Macron récupérateur des popularités des anciens présidents
Il est clair que les éloges prononcés à l’occasion de la disparition de Chirac sont excessifs. D’une certaine manière, c’est la tradition dans ce genre d’exercice. Chirac n’aura sans doute pas été un très grand président mais c’est vrai qu’avec le temps notamment sa popularité a augmenté. Un phénomène sans doute lié à sa simplicité et au caractère très familier des relations qu’il entretenait avec des Français. Exactement le contraire de Macron qui lui s’est installé dans la posture d’un monarque républicain très au-dessus de toutes les institutions, des corps intermédiaires et des sujets. Sujets auxquels d’ailleurs il conseille avec une condescendance très méprisante de traverser la rue pour trouver du travail. Par parenthèse, le jardinier destinataire de cette recommandation de Macron est toujours en galère avec des contrats temporaires dans la restauration. L’intéressé a bien traversé la rue mais la pauvreté du trottoir d’en face ressemble curieusement à celle où il se trouvait précédemment. Sans doute conscient du rejet qu’il provoque voir même de la haine Macron se fait en quelque sorte brocanteur récupérateur des morceaux de popularité des un et des autres. D’où cet hommage à Jacques Chirac justement soulignant les qualités que Macron ne procède pas à savoir la simplicité et la compassion.

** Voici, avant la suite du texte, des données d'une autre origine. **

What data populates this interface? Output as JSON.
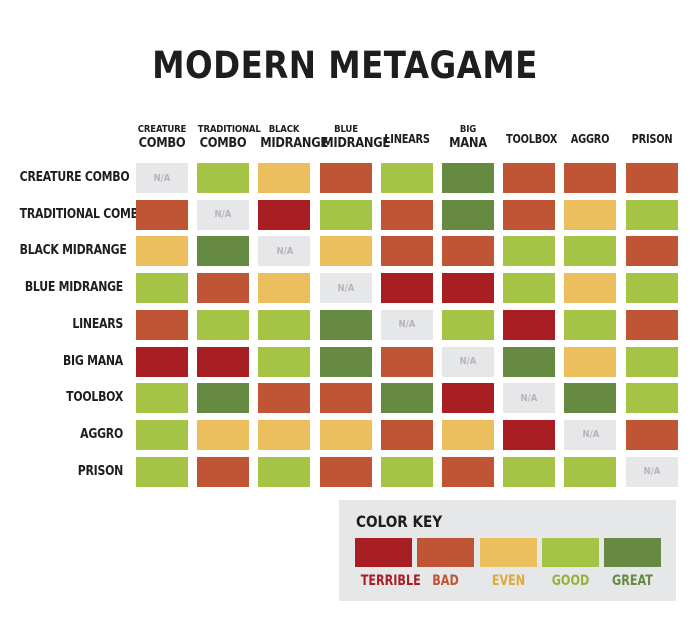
{
  "title": "MODERN METAGAME",
  "na_label": "N/A",
  "colors": {
    "terrible": "#a81e23",
    "bad": "#c05535",
    "even": "#ecbf5e",
    "good": "#a5c345",
    "great": "#668a42",
    "na": "#e6e7e8"
  },
  "chart_data": {
    "type": "heatmap",
    "title": "MODERN METAGAME",
    "row_labels": [
      "CREATURE COMBO",
      "TRADITIONAL COMBO",
      "BLACK MIDRANGE",
      "BLUE MIDRANGE",
      "LINEARS",
      "BIG MANA",
      "TOOLBOX",
      "AGGRO",
      "PRISON"
    ],
    "columns": [
      {
        "line1": "CREATURE",
        "line2": "COMBO"
      },
      {
        "line1": "TRADITIONAL",
        "line2": "COMBO"
      },
      {
        "line1": "BLACK",
        "line2": "MIDRANGE"
      },
      {
        "line1": "BLUE",
        "line2": "MIDRANGE"
      },
      {
        "line1": "",
        "line2": "LINEARS"
      },
      {
        "line1": "BIG",
        "line2": "MANA"
      },
      {
        "line1": "",
        "line2": "TOOLBOX"
      },
      {
        "line1": "",
        "line2": "AGGRO"
      },
      {
        "line1": "",
        "line2": "PRISON"
      }
    ],
    "values": [
      [
        "na",
        "good",
        "even",
        "bad",
        "good",
        "great",
        "bad",
        "bad",
        "bad"
      ],
      [
        "bad",
        "na",
        "terrible",
        "good",
        "bad",
        "great",
        "bad",
        "even",
        "good"
      ],
      [
        "even",
        "great",
        "na",
        "even",
        "bad",
        "bad",
        "good",
        "good",
        "bad"
      ],
      [
        "good",
        "bad",
        "even",
        "na",
        "terrible",
        "terrible",
        "good",
        "even",
        "good"
      ],
      [
        "bad",
        "good",
        "good",
        "great",
        "na",
        "good",
        "terrible",
        "good",
        "bad"
      ],
      [
        "terrible",
        "terrible",
        "good",
        "great",
        "bad",
        "na",
        "great",
        "even",
        "good"
      ],
      [
        "good",
        "great",
        "bad",
        "bad",
        "great",
        "terrible",
        "na",
        "great",
        "good"
      ],
      [
        "good",
        "even",
        "even",
        "even",
        "bad",
        "even",
        "terrible",
        "na",
        "bad"
      ],
      [
        "good",
        "bad",
        "good",
        "bad",
        "good",
        "bad",
        "good",
        "good",
        "na"
      ]
    ]
  },
  "color_key": {
    "title": "COLOR KEY",
    "items": [
      {
        "key": "terrible",
        "label": "TERRIBLE",
        "text_color": "#a81e23"
      },
      {
        "key": "bad",
        "label": "BAD",
        "text_color": "#c05535"
      },
      {
        "key": "even",
        "label": "EVEN",
        "text_color": "#e0a83c"
      },
      {
        "key": "good",
        "label": "GOOD",
        "text_color": "#94b23a"
      },
      {
        "key": "great",
        "label": "GREAT",
        "text_color": "#668a42"
      }
    ]
  }
}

Alors qu’Emmanuel Macron loue un Jacques Chirac qui « nous rassemblait », David Doukhan, chef du service politique d’Europe, note que depuis son élection en 2017, « l’unité du pays a été mis à mal », avec notamment la crise des « gilets jaunes ». Or, rappelle-t-il, Jacques Chirac, « très marqué par les émeutes de mai 1968″, mais également par les grèves de 1995, « a passé ses deux mandats avec l’idée chevillée au corps de ne pas fracturer les Français ». Emmanuel Macron, lui, « réforme fort », note encore David Doukhan, et peut-être, en rendant hommage à un président rassembleur, « a-t-il envie de s’en inspirer ».
Cet avis est partagé par l’éditorialiste d’Europe 1 Michaël Darmon. Selon lui, Emmanuel Macron a tenté de « récupérer un peu de la personnalité » de Jacques Chirac, et « de récupérer un peu l’amour que les Français lui portent ». Une façon pour l’actuel locataire de l’Élysée de dire : « Je veux aussi tisser mon lien avec les Français », estime encore Michaël Darmon. En parlant d’un Jacques Chirac « que nous aimions autant qu’il nous aimait », Emmanuel Macron « place toute de suite la notion de lien affectif puissant, puisque c’est certainement ce qui lui manque ».
Dans son discours, Emmanuel Macron a multiplié les allusions à l’amour de Jacques Chirac pour les Français, y compris « les plus humbles ». « On se souvient de la phrase d’Emmanuel Macron sur ‘ceux qui ne sont rien’ et qui avait beaucoup choqué », relève David Doukhan. Plus tard, le chef de l’État a également salué le talent de l’ancien président pour « réconcilier proximité et grandeur ». Or, note encore le chef du service politique d’Europe 1, après son élection, Emmanuel Macron « a tout de suite enfilé le costume de la grandeur, mais a mis du temps à retrouver de la proximité ».